Warner s’était endormi. Il se réveilla sur une musique qui pour lui, en tant que bassiste punk rock pour le groupe Zero Defex, ressemblait à la bande sonore du film culte de science-fiction Voyage vers la planète des femmes préhistoriques. Il sortit du caisson étourdi, en pensant à des femmes préhistoriques, légèrement habillées de coquillages.
Lily n’a jamais conversé avec des dauphins, dans ces caissons. Les dauphins pensent à beaucoup de choses: trouver de la nourriture, trouver l’amour, élever leurs petits… beaucoup de leurs préoccupations ressemblent aux nôtres. Mais ils ne demeurent jamais seuls avec leurs pensées.
Et moi non plus, dans ma cage d’isolation sensorielle, au fond du bus qui m’emmenait de Cowansville à Sainte-Anne-des-Plaines. Il y avait le cognement de la suspension; les bruits de la circulation à l’extérieur; la radio qu’écoutaient les officiers à l’avant. Mais c’est vrai, ce que Warner écrit dans son livre, Zen Wrapped in Karma Dipped in Chocolate (Le zen enveloppé de karma et trempé dans le chocolat): lorsque vous n’avez rien à regarder parce que vous êtes dans le noir, «votre cerveau part à la recherche de tout ce qu’il peut trouver, afin de se tenir occupé – un peu comme l’employé qui fait semblant de travailler, parce que le patron surveille». C’est incroyable, tout ce qui peut s’accumuler dans le grenier de notre mémoire.
De la musique déjà entendue, d’anciennes relations, des mauvais films, des traumatismes d’enfance et des choses que vous n’auriez jamais crut qu’elles fassent partie de vous, comme des toilettes qui débordent. Une grande partie de cela a un sens profond; une grande partie de cela n’a aucune importance.
Finalement, on me conduit hors du camion, une fois arrivé à destination. On détache mes chaînes. Un homme me demande si j’appartiens à un gang criminel. Non. On me mène à une cellule de détention, pour regarder dans le vide encore un peu.
Encore des choses sans valeur. La toilette semble sans fin.
Pour ceux d’entre vous que l’on a laissés seuls dans un lieu sombre – il peut s’agir d’une chambre d’hôpital ou d’une brute vous ayant enfermé dans un placard –, voici quelques conseils pour vous permettre de supporter cette journée:
(1) Inventez-vous un ami invisible, un grand écureuil de six pieds.
(2) Donnez-lui un nom. Le mien se nomme Doug. Vous ne pouvez pas utiliser ce nom pour votre écureuil. Il m’appartient.
(3) Soyez bon avec votre ami écureuil.
(4) Thèmes à éviter : les chats (ils chassent les écureuils), les pesticides, l’hiver.
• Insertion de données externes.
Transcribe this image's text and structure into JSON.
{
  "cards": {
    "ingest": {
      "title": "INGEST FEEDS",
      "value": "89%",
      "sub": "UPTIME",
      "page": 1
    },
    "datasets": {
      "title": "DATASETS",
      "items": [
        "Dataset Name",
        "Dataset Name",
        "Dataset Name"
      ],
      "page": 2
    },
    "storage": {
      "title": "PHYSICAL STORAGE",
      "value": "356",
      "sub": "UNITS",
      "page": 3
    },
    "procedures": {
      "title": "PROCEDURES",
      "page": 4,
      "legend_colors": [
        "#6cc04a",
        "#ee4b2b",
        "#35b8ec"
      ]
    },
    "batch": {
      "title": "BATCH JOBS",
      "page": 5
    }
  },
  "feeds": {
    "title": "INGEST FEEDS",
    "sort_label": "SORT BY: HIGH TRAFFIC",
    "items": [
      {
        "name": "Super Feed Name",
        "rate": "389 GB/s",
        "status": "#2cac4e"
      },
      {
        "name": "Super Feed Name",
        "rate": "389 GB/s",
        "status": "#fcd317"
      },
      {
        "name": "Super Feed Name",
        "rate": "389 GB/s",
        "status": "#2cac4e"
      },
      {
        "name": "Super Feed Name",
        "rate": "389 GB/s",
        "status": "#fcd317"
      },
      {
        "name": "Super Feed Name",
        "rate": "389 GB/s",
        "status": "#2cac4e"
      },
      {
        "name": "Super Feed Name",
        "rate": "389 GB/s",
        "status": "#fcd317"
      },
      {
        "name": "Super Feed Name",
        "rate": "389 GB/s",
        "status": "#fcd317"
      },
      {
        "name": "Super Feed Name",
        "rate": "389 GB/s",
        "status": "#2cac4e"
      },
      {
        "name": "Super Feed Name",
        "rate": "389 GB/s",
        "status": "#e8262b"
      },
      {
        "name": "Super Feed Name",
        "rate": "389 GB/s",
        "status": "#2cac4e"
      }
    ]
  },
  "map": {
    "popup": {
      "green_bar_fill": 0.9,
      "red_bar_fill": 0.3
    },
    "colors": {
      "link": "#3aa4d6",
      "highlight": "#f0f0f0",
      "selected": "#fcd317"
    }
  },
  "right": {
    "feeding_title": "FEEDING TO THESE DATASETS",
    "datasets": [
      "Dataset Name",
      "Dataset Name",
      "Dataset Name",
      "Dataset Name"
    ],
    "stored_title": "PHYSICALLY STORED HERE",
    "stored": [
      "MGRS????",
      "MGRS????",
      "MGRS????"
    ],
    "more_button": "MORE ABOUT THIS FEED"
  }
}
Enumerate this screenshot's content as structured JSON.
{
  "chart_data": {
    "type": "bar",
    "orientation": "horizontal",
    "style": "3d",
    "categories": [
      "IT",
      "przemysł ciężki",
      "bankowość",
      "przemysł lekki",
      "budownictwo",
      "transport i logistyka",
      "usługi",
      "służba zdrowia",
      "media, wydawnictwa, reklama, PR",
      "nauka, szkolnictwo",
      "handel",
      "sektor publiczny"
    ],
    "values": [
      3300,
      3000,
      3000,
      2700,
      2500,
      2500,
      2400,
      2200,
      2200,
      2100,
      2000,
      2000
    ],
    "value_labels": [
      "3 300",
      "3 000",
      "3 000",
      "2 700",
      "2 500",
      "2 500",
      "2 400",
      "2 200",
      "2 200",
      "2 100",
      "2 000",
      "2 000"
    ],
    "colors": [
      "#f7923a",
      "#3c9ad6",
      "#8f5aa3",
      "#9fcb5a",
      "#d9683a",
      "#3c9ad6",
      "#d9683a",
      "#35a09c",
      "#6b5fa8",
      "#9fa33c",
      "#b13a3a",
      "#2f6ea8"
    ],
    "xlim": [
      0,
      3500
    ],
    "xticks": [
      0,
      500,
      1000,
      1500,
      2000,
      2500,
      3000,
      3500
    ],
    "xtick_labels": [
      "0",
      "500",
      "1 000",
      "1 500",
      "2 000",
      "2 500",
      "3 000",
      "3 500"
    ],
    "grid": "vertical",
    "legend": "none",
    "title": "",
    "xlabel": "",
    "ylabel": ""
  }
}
(5) Dansez avec votre écureuil invisible.
(6) Si, disons, une infirmière ou un gardien de prison vous demande ce que vous faites, ne répondez jamais: «Allez-vous-en, je danse avec Doug l’écureuil, mon ami invisible.» (Quoique, votre écureuil ne se nommera jamais Doug – voir le point 2).
Ou vous pouvez simplement regarder dans le noir et méditer comme je l’ai fait. Et comme les bouddhistes l’enseignent. Mais dans tous leurs textes sacrés, il n’est jamais fait mention d’écureuils. Pas une seule fois.